The review step didn’t disappear. It changed shape.
Low-code platforms tried to remove programming by constraining what you could build. AI removes typing by understanding what you want to build.
Huge difference.
I still write code. I still debug. I still think about data models, API contracts, failure modes, observability. The dream of replacing developers is as old as the industry itself. It fails every decade for the same reason.
But I don’t type boilerplate. I don’t look up syntax. I don’t waste time on scaffolding.
I describe systems and they emerge.
The cost of turning an idea into working software dropped dramatically. That changes who can afford to build products. It changes what ideas are viable. It changes the barrier between “interesting concept” and “working system.”

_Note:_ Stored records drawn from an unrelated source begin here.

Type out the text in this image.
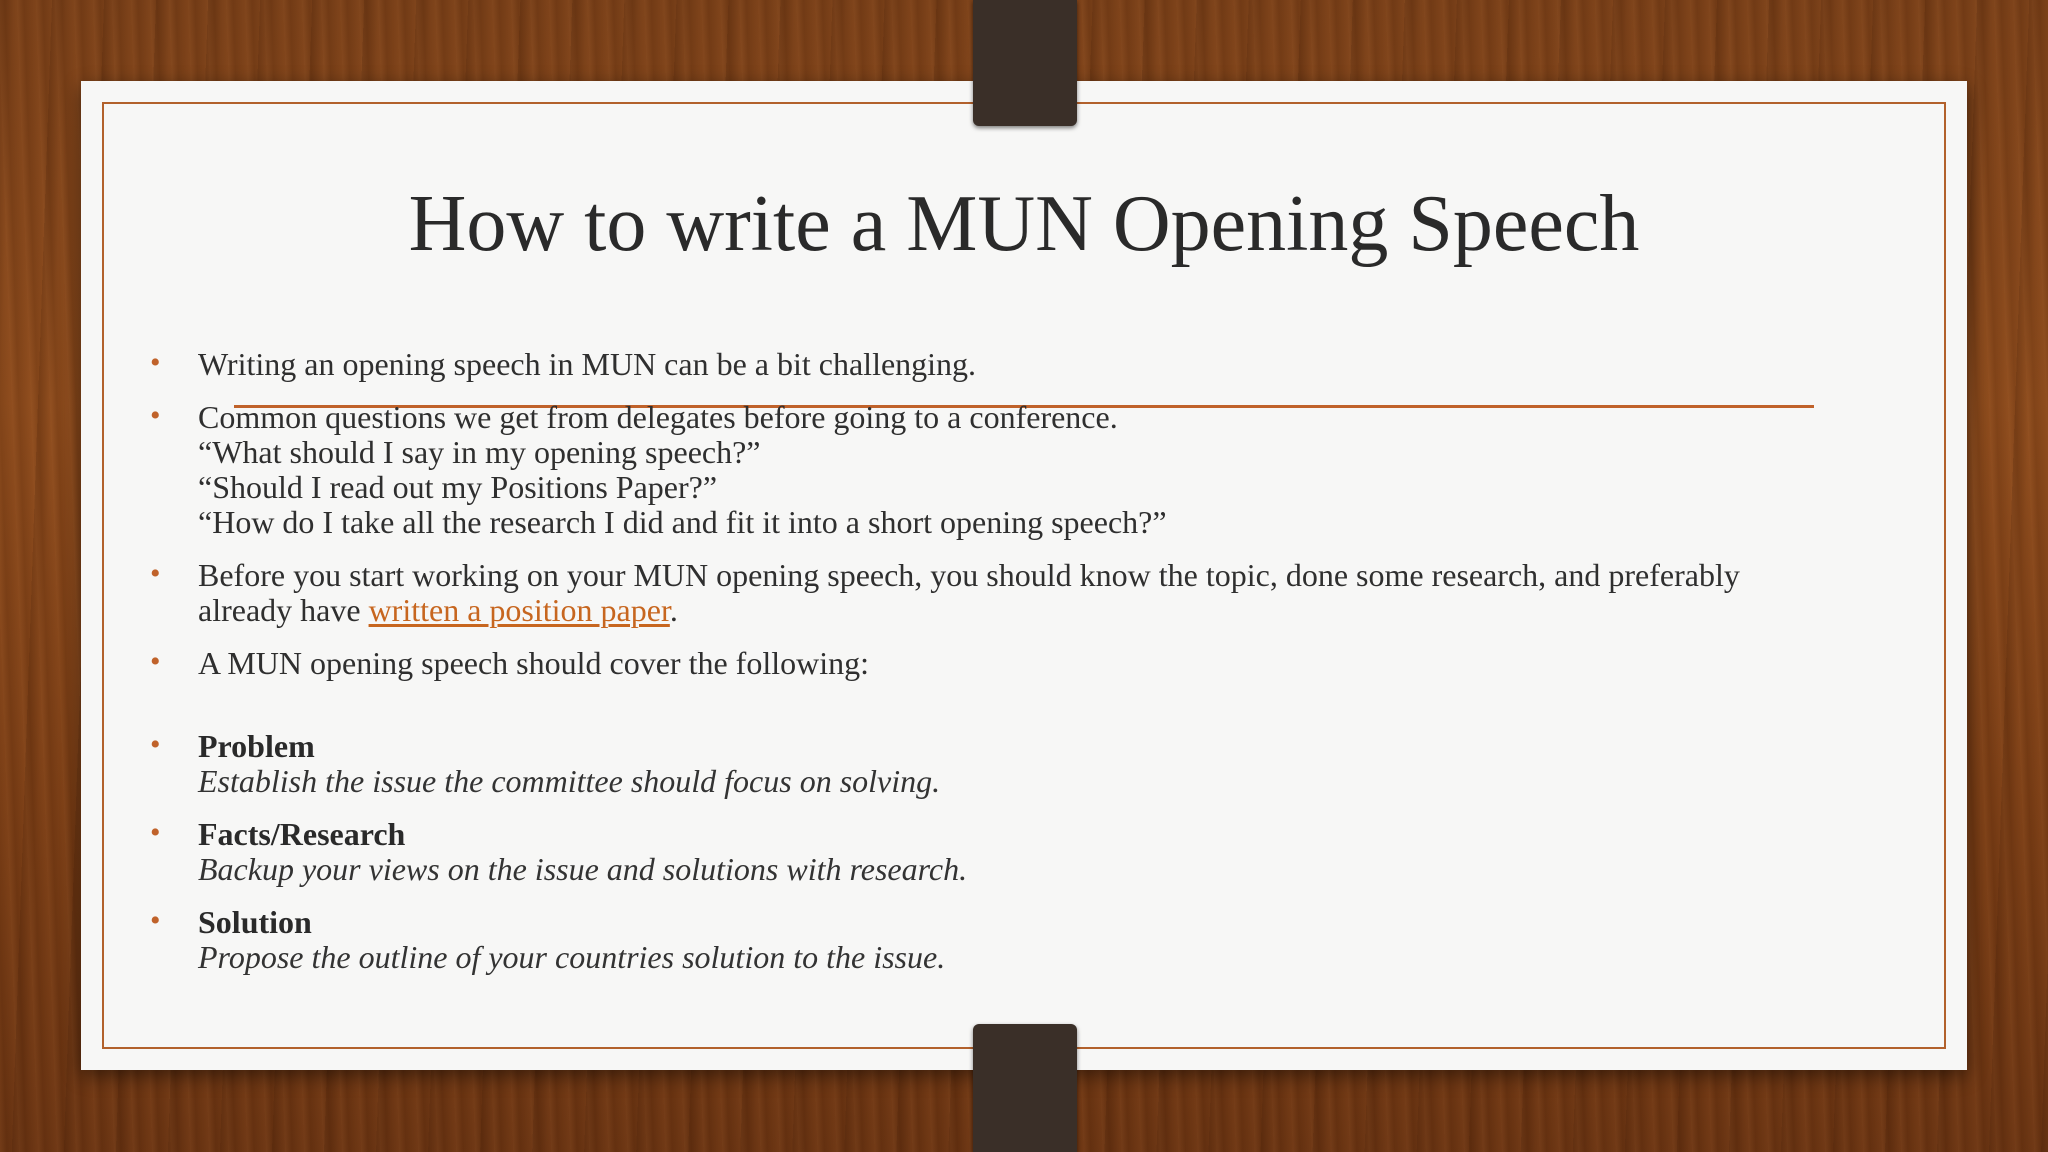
How to write a MUN Opening Speech
• Writing an opening speech in MUN can be a bit challenging.
• Common questions we get from delegates before going to a conference.
“What should I say in my opening speech?”
“Should I read out my Positions Paper?”
“How do I take all the research I did and fit it into a short opening speech?”
• Before you start working on your MUN opening speech, you should know the topic, done some research, and preferably
already have written a position paper.
• A MUN opening speech should cover the following:
• Problem
Establish the issue the committee should focus on solving.
• Facts/Research
Backup your views on the issue and solutions with research.
• Solution
Propose the outline of your countries solution to the issue.
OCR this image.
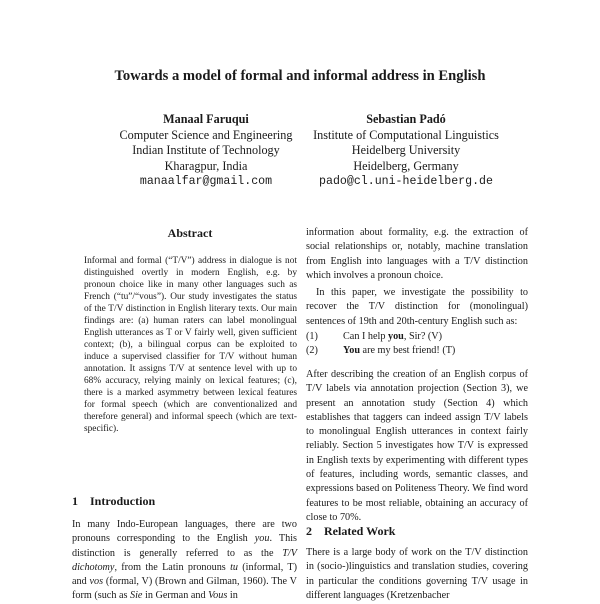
Towards a model of formal and informal address in English
Manaal Faruqui
Computer Science and Engineering
Indian Institute of Technology
Kharagpur, India
manaalfar@gmail.com
Sebastian Padó
Institute of Computational Linguistics
Heidelberg University
Heidelberg, Germany
pado@cl.uni-heidelberg.de
Abstract
Informal and formal (“T/V”) address in dialogue is not distinguished overtly in modern English, e.g. by pronoun choice like in many other languages such as French (“tu”/“vous”). Our study investigates the status of the T/V distinction in English literary texts. Our main findings are: (a) human raters can label monolingual English utterances as T or V fairly well, given sufficient context; (b), a bilingual corpus can be exploited to induce a supervised classifier for T/V without human annotation. It assigns T/V at sentence level with up to 68% accuracy, relying mainly on lexical features; (c), there is a marked asymmetry between lexical features for formal speech (which are conventionalized and therefore general) and informal speech (which are text-specific).
1 Introduction

In many Indo-European languages, there are two pronouns corresponding to the English you. This distinction is generally referred to as the T/V dichotomy, from the Latin pronouns tu (informal, T) and vos (formal, V) (Brown and Gilman, 1960). The V form (such as Sie in German and Vous in

information about formality, e.g. the extraction of social relationships or, notably, machine translation from English into languages with a T/V distinction which involves a pronoun choice.

In this paper, we investigate the possibility to recover the T/V distinction for (monolingual) sentences of 19th and 20th-century English such as:

(1) Can I help you, Sir? (V)
(2) You are my best friend! (T)

After describing the creation of an English corpus of T/V labels via annotation projection (Section 3), we present an annotation study (Section 4) which establishes that taggers can indeed assign T/V labels to monolingual English utterances in context fairly reliably. Section 5 investigates how T/V is expressed in English texts by experimenting with different types of features, including words, semantic classes, and expressions based on Politeness Theory. We find word features to be most reliable, obtaining an accuracy of close to 70%.

2 Related Work

There is a large body of work on the T/V distinction in (socio-)linguistics and translation studies, covering in particular the conditions governing T/V usage in different languages (Kretzenbacher
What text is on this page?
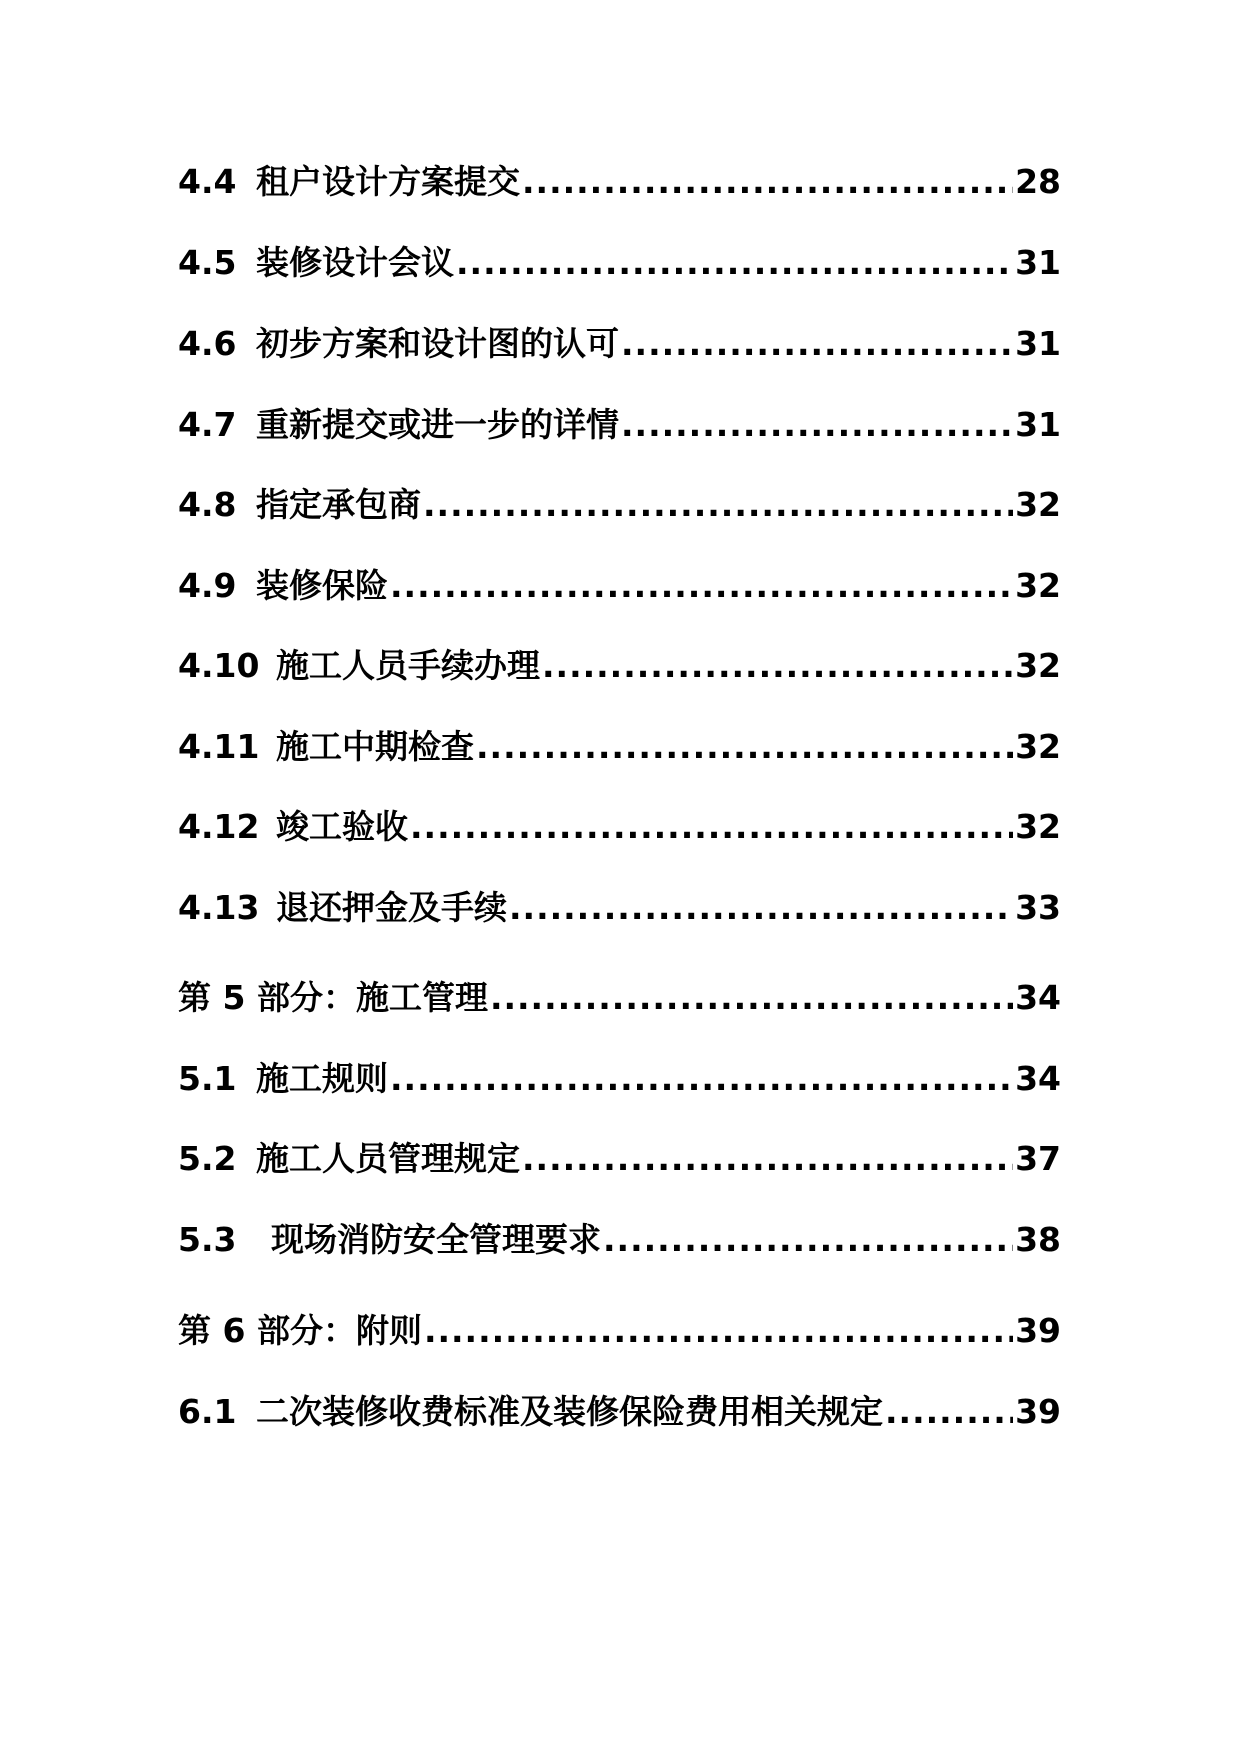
4.4 租户设计方案提交 .....	28
4.5 装修设计会议 .....	31
4.6 初步方案和设计图的认可 .....	31
4.7 重新提交或进一步的详情 .....	31
4.8 指定承包商 .....	32
4.9 装修保险 .....	32
4.10 施工人员手续办理 .....	32
4.11 施工中期检查 .....	32
4.12 竣工验收 .....	32
4.13 退还押金及手续 .....	33
第 5 部分： 施工管理 .....	34
5.1 施工规则 .....	34
5.2 施工人员管理规定 .....	37
5.3	现场消防安全管理要求 .....	38
第 6 部分： 附则 .....	39
6.1 二次装修收费标准及装修保险费用相关规定 .....	39
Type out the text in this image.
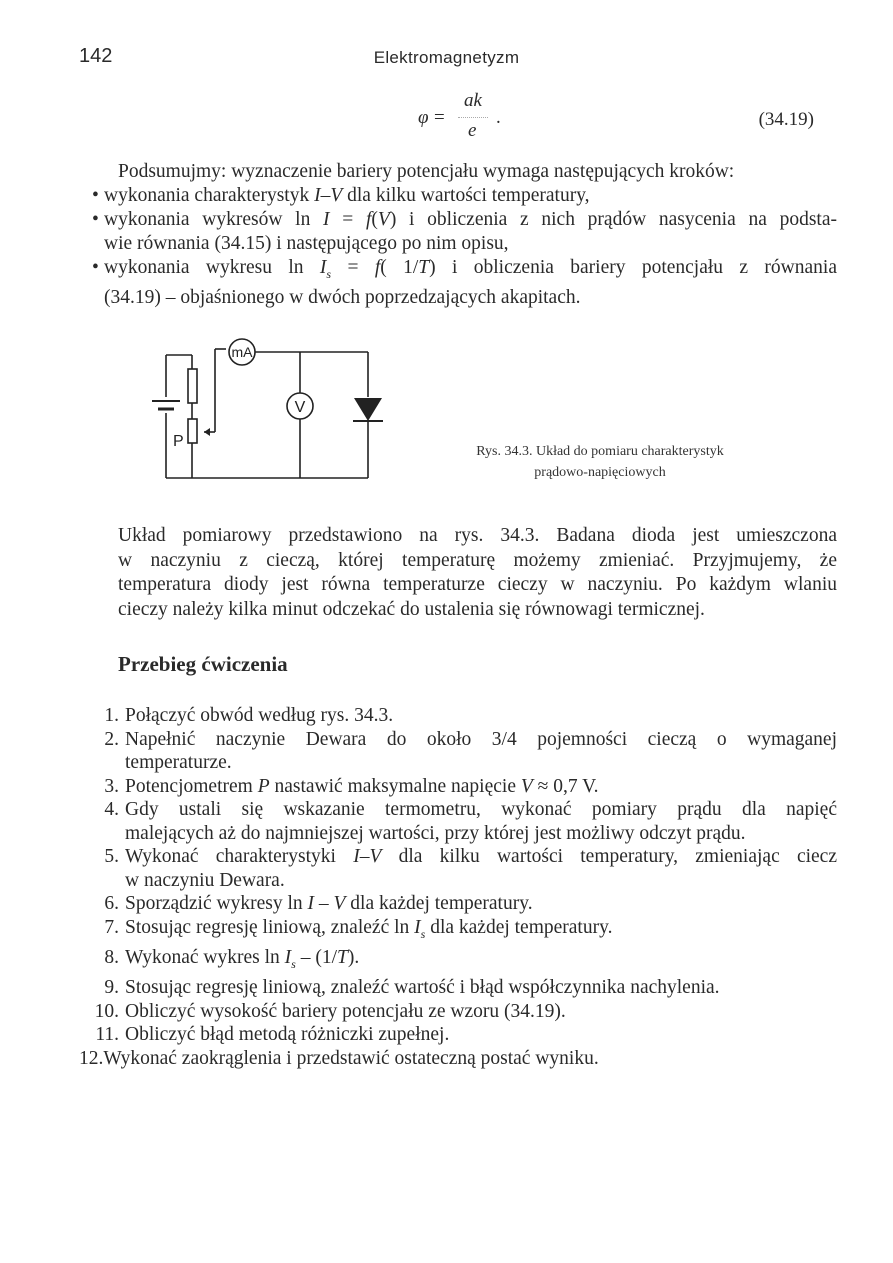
142	Elektromagnetyzm
φ =
ak
e
.	(34.19)
Podsumujmy: wyznaczenie bariery potencjału wymaga następujących kroków:
• wykonania charakterystyk I–V dla kilku wartości temperatury,
• wykonania wykresów ln I = f(V) i obliczenia z nich prądów nasycenia na podsta-
wie równania (34.15) i następującego po nim opisu,
• wykonania wykresu $\ln I_s = f$( 1/T) i obliczenia bariery potencjału z równania
(34.19) – objaśnionego w dwóch poprzedzających akapitach.
mA
V
P
Rys. 34.3. Układ do pomiaru charakterystyk
prądowo-napięciowych
Układ pomiarowy przedstawiono na rys. 34.3. Badana dioda jest umieszczona
w naczyniu z cieczą, której temperaturę możemy zmieniać. Przyjmujemy, że
temperatura diody jest równa temperaturze cieczy w naczyniu. Po każdym wlaniu
cieczy należy kilka minut odczekać do ustalenia się równowagi termicznej.
Przebieg ćwiczenia
1. Połączyć obwód według rys. 34.3.
2. Napełnić naczynie Dewara do około 3/4 pojemności cieczą o wymaganej
temperaturze.
3. Potencjometrem P nastawić maksymalne napięcie V ≈ 0,7 V.
4. Gdy ustali się wskazanie termometru, wykonać pomiary prądu dla napięć
malejących aż do najmniejszej wartości, przy której jest możliwy odczyt prądu.
5. Wykonać charakterystyki I–V dla kilku wartości temperatury, zmieniając ciecz
w naczyniu Dewara.
6. Sporządzić wykresy ln I – V dla każdej temperatury.
7. Stosując regresję liniową, znaleźć $\ln I_s$ dla każdej temperatury.
8. Wykonać wykres $\ln I_s - (1/T)$.
9. Stosując regresję liniową, znaleźć wartość i błąd współczynnika nachylenia.
10. Obliczyć wysokość bariery potencjału ze wzoru (34.19).
11. Obliczyć błąd metodą różniczki zupełnej.
12.Wykonać zaokrąglenia i przedstawić ostateczną postać wyniku.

For small teams and solo founders, this opens doors that were previously locked behind hiring budgets.
For large organizations still running process theater and measuring activity instead of outcomes, this is going to hurt. Because the new question isn’t “how many developers do we need?” It’s “do we have someone who knows what to build and can direct AI to build it?”
AI doesn’t kill Agile — it kills Agile theater. The ceremonies that exist to coordinate typing become overhead when typing isn’t the bottleneck.
Small, skilled teams win.
One domain expert who understands the problem. One or two developers who can architect, test, and deploy. AI handles the rest.
No process rituals. No status ceremonies. No coordination theater.
Just: what are we building, why does it matter, how do we know it works?
Code in production every day. Feedback from real users. Iteration based on signals, not opinions.
This is what continuous delivery was supposed to be. AI just removed the last excuse for not doing it. And if you wonder what happens to the traditional role split: it’s dissolving.
Learning to think in systems instead of syntax.
Most developers were trained to think about implementation: loops, conditionals, data structures. AI handles that now.
The new skill is describing intent precisely enough that AI can implement it correctly.
“I need a function that processes payments” is too vague.
“I need a function that accepts a payment intent, validates the amount is within daily limits for this account, charges the card via Stripe, stores the transaction with an idempotency key for replay protection, and publishes a payment.completed event to the message bus.” That works.
Precision of thought matters more than precision of syntax.
I’m not selling AI tools. I’m not affiliated with any LLM provider. I’m a developer who builds systems for clients.
And the way I build products has changed. Not “might change.” Changed.
If you’re still organizing teams around typing velocity, you’re optimizing for a constraint that no longer exists.
The new constraint is decision-making. Understanding what to build. Translating business intent into working systems.
That’s always been the hard part. Now it’s the only part that matters.